Uncertainties and Inconsistencies
Known modulating factors
Known Feedforward/Feedback loops influencing this KER
Domain of Applicability
Although sex differences in immune responses are well known (Klein and Flanagan, 2016), there is no reports regarding the sex difference in IL-1 production, IL-1 function or susceptibility to infection as adverse effect of IL-1 blocking agent. Again, age-dependent difference in IL-1 signaling is not known.

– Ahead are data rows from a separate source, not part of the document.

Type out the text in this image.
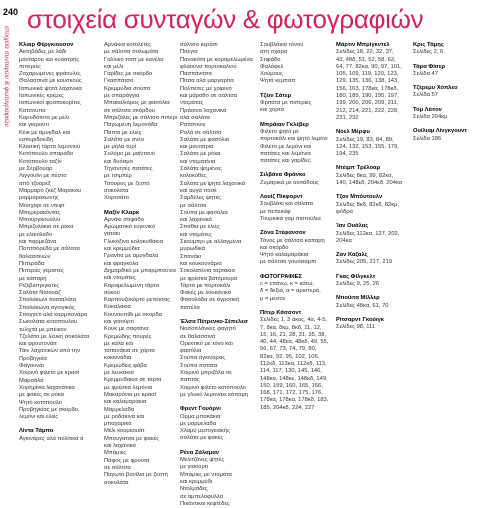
240
στοιχεία συνταγών & φωτογραφιών
στοιχεία συνταγών & φωτογραφιών
Κλαιρ Φέργκιουσον
Ακτηβάδες με λάδι
μάνταρου και κυαστρής
πιπεριές
Ζαχαρωμένες φράουλες
Θαλασσινά με κουσκούς
Ιαπωνικά ψητά λαχανικά
Ιαπωνικές κρέμες
Ιαπωνικοί φραπεκορίτες
Κατσούπα
Καρυδόπιτα με μέλι
και γιαρούτι
Κέικ με αμυγδαλ και
εσπεριδοειδή
Κλασική τάρτα λεμονιού
Κοτόπουλο σπαράδο
Κοτόπουλο ταζίν
με Σέρβουαρ
Λιγγουίνι με πέστο
από τζοαρέξ
Μαρμαρο ζκέζ Μαρόκου
μαρμαρακώνης
Μοσχαρι σε ντεφτ
Μπεμερακόντας
Μπουργκουαλλι
Μπριζολάκια σε ρόκα
με ελαιόλαδο
και παρμεζάνα
Ποπτσόρεδα με σάλτσα
θαλασσινών
Πιπεράδα
Πιπεριές γεμιστές
με κάπαρη
Ριζεβιστριγκιτες
Σαλάτα Νισουάζ
Σπαλάκωνι τοιαταλάτα
Σπαλάκωνα αγιογικός
Σπαγγέτι αλά καρμπονάρα
Σωκολάτα κοτοπουλου
τυλιχτά με μπέικον
Τζελάτο με λευκή σοκολάτα
και φρουτονάιτ
Τάιν λαχανικών από την
Προβηγκία
Φαγουνάι
Χοιρινό φιλέτο με κρασί
Μαρσάλα
Χορηρίνια λαχανάτικα
με φακές σε ρόκα
Ψητό κοτοπουλο
Προβηγκίας με σκόρδο,
λεμόνι και ελιές
Λίντα Τάμπο
Αγκινάρες αλά πολίτικα ά
Αρνάκια κοτολέτες
με σάλτσα σολωμάτα
Γαλλικό τοστ με κανέλα
και μέλι
Γαρίδες με σκόρδο
Γκασπάτσο
Κρεμμύδια σούπα
με σπαράγγια
Μπακαλιάρος με φασόλια
σε σάλτσα σκόρδου
Μπριζόλες με σάλτσα πιπέρι
Παγωμένη λεμονάδα
Παπια με ελιές
Σαλάτα με σνέο
με μήλα τυρί
Σολόμο με μαϊντανό
και δυόσμο
Τηγανητές πατάτες
με τσιμπέρ
Τσουρος με ζεστό
σοκολάτα
Χορτσάτο
Μαξίν Κλαρκ
Αρνάκι στιφάδο
Αρωματικό ευγενικό
γατάκι
Γλυκόξινο κολοκυθάκια
και κρεμμύδια
Γρανίτα με αμυγδαλα
και φραγκόλα
Δημαρδικό με μπαρμπούνια
και ντομάτες
Καραμελωμένη τάρτα
αύκου
Καρπουζοκόρτο ρεπέκτας
Κοκαλάκια
Κουνουπίδι με σκορδα
και γιαούρτι
Κουκ με σαφτάνα
Κρεμώδης πουρές
με κάλα και
τσιτανάκια σε χόρτα
κοκκινάδια
Κρεμώδεις φάβα
με λευκάκια
Κρεμμυδακια σε τάρτα
με φρέσκα λεμόνια
Μακαρόνια με κρασί
και καλαμαράκια
Μαρμελάδα
με ροδάκινα και
μπαχαρικά
Μέλι κουμκουάτ
Μπουγατσα με φακές
και λαχανικά
Μπάμιες
Πάφος με φρούτα
σε σάλτσα
Παγωτό βανίλια με ζεστή
σοκολάτα
σάλτσα κεράσι
Παέγια
Πανακότα με καραμελωμένα
φλαούνα πορτοκαλιού
Πασπάνιτσα
Πίτσα αλά μαργαρίτα
Πολπέτες με χοιρινό
και μάραθο σε σάλτσα
ντομάτας
Πράσινα λαχανικά
αλά σαλάτα
Ρατατούιγ
Ρολά σε σάλτσα
Σαλάτα με φασόλια
και μανιτάρια
Σαλάτα με ροκα
και ντοματίνια
Σαλάτα ψημένες
κολοκύθες
Σαλάτα με ψητά λαχανικά
και αυγά ποσέ
Σαρδέλες ψητές
με σάλτσα
Σούπα με φασόλια
και λαχανικά
Σπάθια με ελιές
και ντομάτες
Σκουμπρι με αλλαγμένα
μυρωδικά
Σπανάκι
και κουκουνάρια
Σοκολατένια ταρτάκια
με φρέσκα βατόμουρα
Τάρτα με πορτοκάλι
Φακές με λουκάνικο
Φασολάδα σε αγροτική
πιατέλα
Έλσα Πέτρενκο-Σέπελεσ
Νοσοπλάνκες φαγητό
σε θαλασσινά
Ορεκτικό με τόνο και
φασόλια
Σούπα αγκινάρας
Σούπα πατατα
Χοιρινό μπριζόλα σε
παπτάς
Χοιρινό φιλέτο κοτόπουλο
με γλυκό λεμονάκι κάπαρη
Φρεντ Γουόρνι
Ορμα μπακάκια
με μαρμελάδα
Χλαμύ μεσογειακής
σαλάτα με φακές
Ρένα Ζάλαμαν
Μελιτζάνες ψητές
με γιαούρτι
Μπάμιες με ντομάτα
και κρεμμύδι
Ντολμάδες
σε αμπελόφυλλα
Πικάντικοι κεφτέδες
Σουβλάκια τόνου
στη σχάρα
Στιφάδο
Φαλάφελ
Χούμους
Ψητά κεμπάπ
Τζέιν Σάτερ
Φριτάτα με πιπεριές
και χορτά
Μπράιαν Γκλέβερ
Φιλέτο ψητό με
πορτοκάλι και ψητό λεμόνι
Φιλέτο με λεμόνι και
πατάτες και λεμόνια
πατάτες και γαρίδες
Σιλβάνα Φράνκο
Ζυμαρικά με ανιτάδους
Λουίζ Πίκφορντ
Σουβλάκι και σαλάτα
με πεπεκάφ
Τουρκικά γαμ πιστούλια
Ζόνα Στέφανσον
Τόνος με σάλτσα καπαρη
και σκόρδο
Ψητό καλαμαράκια
με σάλτσα γουάσαμπι
ΦΩΤΟΓΡΑΦΙΕΣ
c = επάνω, κ = κάτω,
δ = δεξιά, α = αριστερά,
μ = μέσον
Πίτερ Κάσσοντ
Σελίδες 1, 3 άκος, 4α, 4-5,
7, 8κα, 8κμ, 8κδ, 11, 12,
15, 16, 21, 28, 31, 35, 38,
40, 44, 48εα, 48κδ, 49, 55,
56, 67, 73, 74, 79, 80,
82κα, 92, 95, 102, 106,
112κδ, 113κα, 112κδ, 113,
114, 117, 130, 145, 146,
148κα, 148κε, 148κδ, 149,
150, 159, 160, 165, 166,
168, 171, 172, 175, 176,
178κα, 178κα, 178κδ, 183,
185, 204κδ, 224, 227
Μάρτιν Μπρίγκντελ
Σελίδες 18, 22, 32, 37,
43, 48δ, 51, 52, 58, 63,
64, 77, 82κα, 90, 97, 101,
105, 109, 119, 120, 123,
129, 135, 136, 138, 143,
156, 163, 178κα, 178κδ,
180, 189, 190, 195, 197,
199, 200, 206, 209, 211,
212, 214, 221, 222, 228,
231, 232
Νόελ Μέρφυ
Σελίδες 19, 83, 84, 89,
124, 132, 153, 155, 179,
194, 235
Ντέιμπ Τρέλοαρ
Σελίδες 8κα, 99, 82κα,
140, 148εδ, 204εδ, 204κα
Τζον Μπόυτουλν
Σελίδες 8κδ, 82κδ, 82κμ,
φόδρα
Ίαν Ουάλας
Σελίδες 112κα, 127, 202,
204κα
Ζαν Καζαλς
Σελίδες 205, 217, 219
Γκας Φίλγκελτ
Σελίδες 9, 25, 26
Ντιούιτα Μίλλερ
Σελίδες 48κα, 61, 70
Ρίτσαρντ Γκούιγκ
Σελίδες 98, 111
Κρις Τάμης
Σελίδες 2, 6
Τάρα Φίσερ
Σελίδα 47
Τζέρεμυ Χόπλευ
Σελίδα 57
Τομ Λέιτον
Σελίδα 204κμ
Ουίλιαμ Λίνγκγουντ
Σελίδα 186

The IL1B gene is conserved in chimpanzee, Rhesus monkey, dog, cow, mouse, rat, and frog (https://www.ncbi.nlm.nih.gov/homologene/481), and the Myd88 gene is conserved in human, chimpanzee, Rhesus monkey, dog, cow, rat, chicken, zebrafish, mosquito, and frog (https://www.ncbi.nlm.nih.gov/homologene?Db=homologene&Cmd=Retrieve&list_uids=1849).
These data suggest that the proposed AOP regarding inhibition of IL-1 signaling is not dependent on life stage, sex, age or species.
Crotty, S., 2015. A brief history of T cell help to B cells. Nat Rev Immunol 15, 185-189.
Klein, S.L., Flanagan, K.L., 2016. Sex differences in immune responses. Nat Rev Immunol 16, 626-638.